Saat saya di kelas 12, saya memiliki banyak teman seperjuangan yang berusaha meraih PTN impian mereka. Pada saat itu, kami bersama-sama saling membantu dan belajar bersama agar kita dapat lolos bersama-sama. Saat saya kelas 12, alhamdulillah sekali saya mendapatkan eligible, saat itu saya sangat bingung memilih universitas mana yang harus saya masuki, lalu pada akhirnya ayah saya menyarankan saya untuk mengambil PTN di daerah Jawa Tengah saja, beliau membebaskan saya dalam memilih universitas. Saat itu, saya memilih Universitas Negeri Yogyakarta untuk Program Studi Pendidikan Matematika, tetapi saya ditolak. Tentu saja, saya merasa sedih. Namun dengan dukungan teman-teman dan juga orang tua saya, akhirnya saya bangkit. “Karena orang tua saya pernah berkata, ‘jika rencanamu gagal, bangkitlah dan cari jalan lain, karena mungkin Tuhan telah menyiapkan jalan yang lain yang lebih baik dari rencanamu, karena Tuhan pasti bersama hamba-Nya yang sedang berjuang’ ”. Dari situlah saya mulai berjuang lagi dengan cara saya belajar dengan sangat serius karena saya punya tekad bahwa saya tidak akan ditolak lagi. Saya berangkat pagi sekitar pukul 07.00 untuk sekolah, pulang pukul 16.00, dan lanjut les hingga pukul 21.00.
Saya melakukan hal tersebut setiap hari Senin hingga Jumat. Sampai saya pernah di titik di mana saya capek dan bosan dengan kegiatan yang saya lakukan setiap harinya. Di titik ini, saya mulai berperang batin dengan diri saya sendiri. Saya mulai mempertanyakan diri sendiri dan merasakan keraguan, dengan pikiran pikiran yang terus muncul “kalau kali ini gagal lagi bagaimana?”. Lalu, pada akhirnya saya berhenti belajar dan menghabiskan waktu dengan bermain bersama teman selama satu hari tersebut. Pada hari itu, saya melepaskan beban pikiran saya dan menikmati waktu tanpa memikirkan hal tersebut. Setelah mengistirahatkan pikiran saya, akhirnya saya melanjutkan perjuangan saya untuk mendapatkan PTN yang saya inginkan.
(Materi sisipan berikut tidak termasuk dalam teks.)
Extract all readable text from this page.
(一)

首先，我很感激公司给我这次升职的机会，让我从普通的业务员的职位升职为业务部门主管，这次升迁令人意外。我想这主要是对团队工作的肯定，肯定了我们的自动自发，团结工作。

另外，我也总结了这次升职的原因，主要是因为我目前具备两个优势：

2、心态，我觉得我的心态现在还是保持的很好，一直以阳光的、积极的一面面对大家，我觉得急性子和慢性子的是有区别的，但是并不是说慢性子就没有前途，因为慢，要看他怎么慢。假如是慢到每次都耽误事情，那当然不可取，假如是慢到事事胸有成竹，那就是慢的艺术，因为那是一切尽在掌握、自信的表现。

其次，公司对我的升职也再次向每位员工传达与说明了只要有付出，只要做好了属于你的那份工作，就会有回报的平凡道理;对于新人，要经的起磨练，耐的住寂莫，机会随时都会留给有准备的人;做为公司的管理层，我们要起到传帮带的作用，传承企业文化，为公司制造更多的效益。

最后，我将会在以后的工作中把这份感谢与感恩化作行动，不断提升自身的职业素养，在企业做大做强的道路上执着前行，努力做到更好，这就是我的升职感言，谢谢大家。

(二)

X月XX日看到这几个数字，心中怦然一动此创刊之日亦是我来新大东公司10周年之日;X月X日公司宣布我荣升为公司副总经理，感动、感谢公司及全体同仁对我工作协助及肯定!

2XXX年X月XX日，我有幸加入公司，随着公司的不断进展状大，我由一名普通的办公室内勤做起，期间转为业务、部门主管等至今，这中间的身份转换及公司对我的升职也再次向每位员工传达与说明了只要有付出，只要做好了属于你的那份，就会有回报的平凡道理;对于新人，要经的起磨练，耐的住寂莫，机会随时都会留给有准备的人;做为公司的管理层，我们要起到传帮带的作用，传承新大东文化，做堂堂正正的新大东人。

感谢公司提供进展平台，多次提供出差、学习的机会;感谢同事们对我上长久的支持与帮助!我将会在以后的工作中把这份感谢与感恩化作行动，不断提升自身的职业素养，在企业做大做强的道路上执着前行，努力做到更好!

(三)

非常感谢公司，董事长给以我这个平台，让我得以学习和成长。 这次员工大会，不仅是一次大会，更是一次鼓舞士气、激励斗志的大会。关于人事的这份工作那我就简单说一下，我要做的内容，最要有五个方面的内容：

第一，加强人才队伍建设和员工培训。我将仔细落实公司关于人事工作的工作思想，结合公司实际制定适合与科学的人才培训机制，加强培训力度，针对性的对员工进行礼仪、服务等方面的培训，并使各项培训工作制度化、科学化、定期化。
Puncaknya, saat pendaftaran UTBK dimulai, saya memilih pilihan pertama, yaitu Pendidikan Matematika di Universitas Sebelas Maret, yang kebetulan universitas tersebut adalah universitas impian saya, lalu yang kedua saya memilih Pendidikan Matematika Universitas Tidar karena Universitas tersebut adalah pilihan ayah saya. Setelah tes, saya yakin bahwa kali ini saya tidak akan gagal lagi, karena saya percaya ini adalah jalan yang diinginkan oleh Tuhan. Dengan doa dan harapan dari keluarga dan teman-teman.
Saat pengumuman, saya diterima di Universitas Tidar. Perasaan senang dan sedih bercampur dalam diri saya, saya senang karena kali ini tidak gagal lagi namun saya sedih karena ini bukan Universitas impian saya. Namun saat itu saya ingat kata-kata orang tua saya, dan saya yakin bahwa mungkin jalan inilah yang direncanakan Tuhan untuk saya. Dan pada akhirnya, saya kini menjadi bagian dari mahasiswa semester 1 di Universitas Tidar. Saya senang berada di sini karena bisa mengenal banyak hal baru dan semenjak di sini, saya merasa lebih berani.